Um exemplo disso evidenciou-se no relato da visita da rainha de Sabá a Salomão. Ela ouvira falar das grandezas de Salomão e seu reino. Sabia que tudo era fartura e abundância. E admirou-se grandemente ao deparar-se, pessoalmente, com a realidade: “eis que não me contaram a metade…” (I Reis 10:6).

Numerosas passagens das Escrituras destacam o sentido Centrípeto da missão.
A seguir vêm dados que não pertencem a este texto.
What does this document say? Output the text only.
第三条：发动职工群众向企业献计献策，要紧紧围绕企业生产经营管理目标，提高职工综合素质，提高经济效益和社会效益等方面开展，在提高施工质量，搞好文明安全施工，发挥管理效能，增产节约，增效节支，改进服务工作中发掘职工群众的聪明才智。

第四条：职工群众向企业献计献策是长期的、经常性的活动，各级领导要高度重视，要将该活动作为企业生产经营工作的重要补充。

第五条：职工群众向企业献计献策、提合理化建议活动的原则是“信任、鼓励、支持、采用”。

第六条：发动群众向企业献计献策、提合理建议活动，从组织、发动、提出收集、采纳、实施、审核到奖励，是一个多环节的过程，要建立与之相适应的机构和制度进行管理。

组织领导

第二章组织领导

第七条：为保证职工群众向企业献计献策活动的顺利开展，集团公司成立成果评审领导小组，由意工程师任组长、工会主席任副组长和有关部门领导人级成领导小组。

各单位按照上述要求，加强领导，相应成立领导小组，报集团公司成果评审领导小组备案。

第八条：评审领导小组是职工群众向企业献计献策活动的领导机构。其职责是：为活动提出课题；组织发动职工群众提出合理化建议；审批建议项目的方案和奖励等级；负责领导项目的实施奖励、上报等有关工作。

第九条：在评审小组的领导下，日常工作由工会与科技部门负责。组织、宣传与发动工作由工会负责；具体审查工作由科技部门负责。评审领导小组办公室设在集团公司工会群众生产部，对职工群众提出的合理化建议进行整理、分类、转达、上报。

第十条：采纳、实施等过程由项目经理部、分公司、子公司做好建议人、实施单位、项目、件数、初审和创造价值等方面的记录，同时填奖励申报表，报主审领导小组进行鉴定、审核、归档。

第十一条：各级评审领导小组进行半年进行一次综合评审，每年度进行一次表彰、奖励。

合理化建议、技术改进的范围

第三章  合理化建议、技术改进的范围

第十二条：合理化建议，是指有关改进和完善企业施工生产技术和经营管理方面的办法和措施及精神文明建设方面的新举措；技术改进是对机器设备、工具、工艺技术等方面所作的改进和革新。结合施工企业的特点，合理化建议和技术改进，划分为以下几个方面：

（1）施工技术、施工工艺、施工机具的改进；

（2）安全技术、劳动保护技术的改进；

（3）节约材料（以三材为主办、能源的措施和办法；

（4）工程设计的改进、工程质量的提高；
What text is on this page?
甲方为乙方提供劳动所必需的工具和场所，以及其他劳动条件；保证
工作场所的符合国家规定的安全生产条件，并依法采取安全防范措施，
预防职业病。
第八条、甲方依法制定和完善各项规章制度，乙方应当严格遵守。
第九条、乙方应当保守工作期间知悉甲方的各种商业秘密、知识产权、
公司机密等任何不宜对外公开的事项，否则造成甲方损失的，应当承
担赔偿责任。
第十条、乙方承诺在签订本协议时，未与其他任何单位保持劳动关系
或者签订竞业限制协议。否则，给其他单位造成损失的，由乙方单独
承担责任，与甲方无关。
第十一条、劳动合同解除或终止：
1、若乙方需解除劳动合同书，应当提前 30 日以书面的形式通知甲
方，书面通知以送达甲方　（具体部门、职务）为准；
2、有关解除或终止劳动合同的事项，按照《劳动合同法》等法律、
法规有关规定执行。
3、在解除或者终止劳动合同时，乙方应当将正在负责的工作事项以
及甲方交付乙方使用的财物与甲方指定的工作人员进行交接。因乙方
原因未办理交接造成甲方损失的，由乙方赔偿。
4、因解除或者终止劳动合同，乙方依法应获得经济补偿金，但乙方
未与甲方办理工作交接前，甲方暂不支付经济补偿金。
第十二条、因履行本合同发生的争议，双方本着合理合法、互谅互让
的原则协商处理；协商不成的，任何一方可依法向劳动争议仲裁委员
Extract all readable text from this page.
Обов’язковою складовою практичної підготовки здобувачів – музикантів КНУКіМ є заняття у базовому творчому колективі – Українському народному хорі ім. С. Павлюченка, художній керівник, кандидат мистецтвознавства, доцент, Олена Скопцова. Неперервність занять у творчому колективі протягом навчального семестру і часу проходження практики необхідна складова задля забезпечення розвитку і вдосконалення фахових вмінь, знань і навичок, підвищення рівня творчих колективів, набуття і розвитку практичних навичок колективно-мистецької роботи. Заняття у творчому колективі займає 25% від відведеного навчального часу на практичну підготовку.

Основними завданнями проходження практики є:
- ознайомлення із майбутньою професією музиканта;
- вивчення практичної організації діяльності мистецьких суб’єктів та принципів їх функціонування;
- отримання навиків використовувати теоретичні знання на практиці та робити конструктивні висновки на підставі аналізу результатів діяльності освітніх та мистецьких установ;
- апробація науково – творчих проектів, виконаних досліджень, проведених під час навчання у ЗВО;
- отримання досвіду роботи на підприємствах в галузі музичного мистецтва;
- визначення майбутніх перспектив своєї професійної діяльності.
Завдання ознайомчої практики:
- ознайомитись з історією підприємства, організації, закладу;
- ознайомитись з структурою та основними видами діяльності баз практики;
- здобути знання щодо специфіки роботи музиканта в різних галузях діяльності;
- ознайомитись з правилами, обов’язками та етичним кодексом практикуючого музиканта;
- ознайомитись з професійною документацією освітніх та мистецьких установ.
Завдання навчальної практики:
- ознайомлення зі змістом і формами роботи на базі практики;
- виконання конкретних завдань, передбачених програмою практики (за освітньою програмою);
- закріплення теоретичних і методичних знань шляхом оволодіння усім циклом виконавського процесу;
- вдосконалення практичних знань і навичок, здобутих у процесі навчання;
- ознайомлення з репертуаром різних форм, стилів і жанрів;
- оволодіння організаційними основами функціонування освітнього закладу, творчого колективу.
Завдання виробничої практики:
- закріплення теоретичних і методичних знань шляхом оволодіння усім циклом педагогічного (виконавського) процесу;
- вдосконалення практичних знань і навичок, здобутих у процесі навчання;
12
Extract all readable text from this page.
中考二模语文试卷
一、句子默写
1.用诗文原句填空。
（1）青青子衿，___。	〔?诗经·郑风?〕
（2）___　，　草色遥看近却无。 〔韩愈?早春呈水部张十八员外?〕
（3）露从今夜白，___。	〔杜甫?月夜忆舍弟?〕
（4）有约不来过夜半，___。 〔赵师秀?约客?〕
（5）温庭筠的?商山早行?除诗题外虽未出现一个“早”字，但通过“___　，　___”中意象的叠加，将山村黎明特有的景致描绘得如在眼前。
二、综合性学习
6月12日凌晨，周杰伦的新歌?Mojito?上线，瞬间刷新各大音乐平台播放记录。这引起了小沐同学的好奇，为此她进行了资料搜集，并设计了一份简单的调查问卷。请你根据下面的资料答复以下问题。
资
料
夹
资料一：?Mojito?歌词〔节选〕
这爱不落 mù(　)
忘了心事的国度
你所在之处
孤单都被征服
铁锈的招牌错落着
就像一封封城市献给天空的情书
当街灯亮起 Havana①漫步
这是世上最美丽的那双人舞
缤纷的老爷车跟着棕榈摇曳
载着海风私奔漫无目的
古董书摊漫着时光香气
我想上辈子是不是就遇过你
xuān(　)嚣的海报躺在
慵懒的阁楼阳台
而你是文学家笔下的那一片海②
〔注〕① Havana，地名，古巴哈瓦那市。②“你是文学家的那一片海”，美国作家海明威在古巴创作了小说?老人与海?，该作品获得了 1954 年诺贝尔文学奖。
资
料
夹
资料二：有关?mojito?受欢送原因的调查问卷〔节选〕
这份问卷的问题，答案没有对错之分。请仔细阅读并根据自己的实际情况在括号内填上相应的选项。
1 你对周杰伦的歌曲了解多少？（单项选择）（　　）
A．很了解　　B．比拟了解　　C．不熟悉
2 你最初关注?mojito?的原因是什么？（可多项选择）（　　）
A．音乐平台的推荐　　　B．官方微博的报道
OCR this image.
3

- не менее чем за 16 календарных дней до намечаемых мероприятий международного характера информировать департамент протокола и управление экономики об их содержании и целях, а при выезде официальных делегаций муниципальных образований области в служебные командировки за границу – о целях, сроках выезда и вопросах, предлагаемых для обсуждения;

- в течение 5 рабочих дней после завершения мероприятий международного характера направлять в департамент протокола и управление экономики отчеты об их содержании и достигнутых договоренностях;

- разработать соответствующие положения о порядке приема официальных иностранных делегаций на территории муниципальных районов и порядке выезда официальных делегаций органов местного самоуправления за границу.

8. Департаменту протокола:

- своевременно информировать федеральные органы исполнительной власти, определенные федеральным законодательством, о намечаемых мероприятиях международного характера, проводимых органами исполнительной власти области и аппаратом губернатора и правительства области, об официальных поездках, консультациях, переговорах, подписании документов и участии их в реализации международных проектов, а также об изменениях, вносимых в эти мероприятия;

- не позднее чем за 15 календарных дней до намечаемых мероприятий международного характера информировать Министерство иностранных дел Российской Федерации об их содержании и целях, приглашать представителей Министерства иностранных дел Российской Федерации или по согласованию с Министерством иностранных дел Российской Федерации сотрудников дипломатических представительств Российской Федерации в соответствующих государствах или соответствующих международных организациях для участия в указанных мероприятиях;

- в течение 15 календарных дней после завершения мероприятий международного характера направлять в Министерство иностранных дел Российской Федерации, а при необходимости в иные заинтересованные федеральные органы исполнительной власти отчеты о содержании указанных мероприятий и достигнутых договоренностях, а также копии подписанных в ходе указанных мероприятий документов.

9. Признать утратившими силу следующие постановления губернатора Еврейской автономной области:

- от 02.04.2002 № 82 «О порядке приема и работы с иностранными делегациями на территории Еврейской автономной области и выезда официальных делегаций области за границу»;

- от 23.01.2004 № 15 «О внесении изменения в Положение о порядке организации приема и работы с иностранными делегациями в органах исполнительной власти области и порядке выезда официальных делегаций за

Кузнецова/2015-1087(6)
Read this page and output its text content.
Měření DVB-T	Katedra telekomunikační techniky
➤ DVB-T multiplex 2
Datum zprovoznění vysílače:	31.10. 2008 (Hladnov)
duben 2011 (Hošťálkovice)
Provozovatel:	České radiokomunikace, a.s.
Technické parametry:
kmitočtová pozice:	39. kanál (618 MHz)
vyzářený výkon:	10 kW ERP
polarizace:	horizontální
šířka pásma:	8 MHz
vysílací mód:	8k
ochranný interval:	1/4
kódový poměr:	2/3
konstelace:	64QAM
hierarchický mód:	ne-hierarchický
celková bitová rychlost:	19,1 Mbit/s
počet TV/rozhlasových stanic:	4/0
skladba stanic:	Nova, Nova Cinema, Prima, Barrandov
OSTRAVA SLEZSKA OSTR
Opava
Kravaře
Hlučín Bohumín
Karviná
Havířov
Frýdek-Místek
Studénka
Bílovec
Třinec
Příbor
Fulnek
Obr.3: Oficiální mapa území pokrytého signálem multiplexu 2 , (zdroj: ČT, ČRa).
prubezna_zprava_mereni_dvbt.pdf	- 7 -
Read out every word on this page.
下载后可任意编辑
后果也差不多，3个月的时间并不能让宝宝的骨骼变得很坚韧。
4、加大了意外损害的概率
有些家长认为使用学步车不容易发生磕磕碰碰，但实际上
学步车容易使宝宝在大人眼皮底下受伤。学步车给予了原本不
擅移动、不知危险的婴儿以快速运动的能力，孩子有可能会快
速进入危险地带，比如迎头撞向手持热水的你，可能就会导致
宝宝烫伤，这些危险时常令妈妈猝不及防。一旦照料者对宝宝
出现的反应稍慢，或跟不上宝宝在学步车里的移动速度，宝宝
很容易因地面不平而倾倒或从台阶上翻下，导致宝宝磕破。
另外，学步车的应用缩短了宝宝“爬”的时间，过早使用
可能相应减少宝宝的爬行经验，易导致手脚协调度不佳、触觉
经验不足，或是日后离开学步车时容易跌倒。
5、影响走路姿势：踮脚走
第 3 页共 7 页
Eis algumas delas: “Príncipes vêm do Egito; a Etiópia corre a estender as mãos para Deus” (Sal. 68:31); “Irão muitas nações e dirão: vinde, e subamos ao monte do Senhor, e à casa de Jacó, para que nos ensine os seus caminhos e andemos nas Suas veredas” (Isa. 2:3); “E os habitantes de uma cidade irão à outra dizendo: vamos depressa suplicar o favor do Senhor, e buscar o Senhor dos Exércitos… Virão muitos povos, e poderosas nações, buscar em Jerusalém o Senhor dos Exércitos… pegarão na orla da veste de um judeu e lhe dirão: iremos convosco, porque temos ouvido que Deus está convosco” (Zac. 8:21 a 23).

O sentido Centrífugo da missão consiste em que o povo de Deus saia para além de suas fronteiras, conduzindo a mensagem da vontade e do amor do Senhor para a vida dos que não O conhecem. Poderíamos dizer que no sentido Centrípeto Israel seria procurado. Mas no sentido Centrífugo, sairia a procurar.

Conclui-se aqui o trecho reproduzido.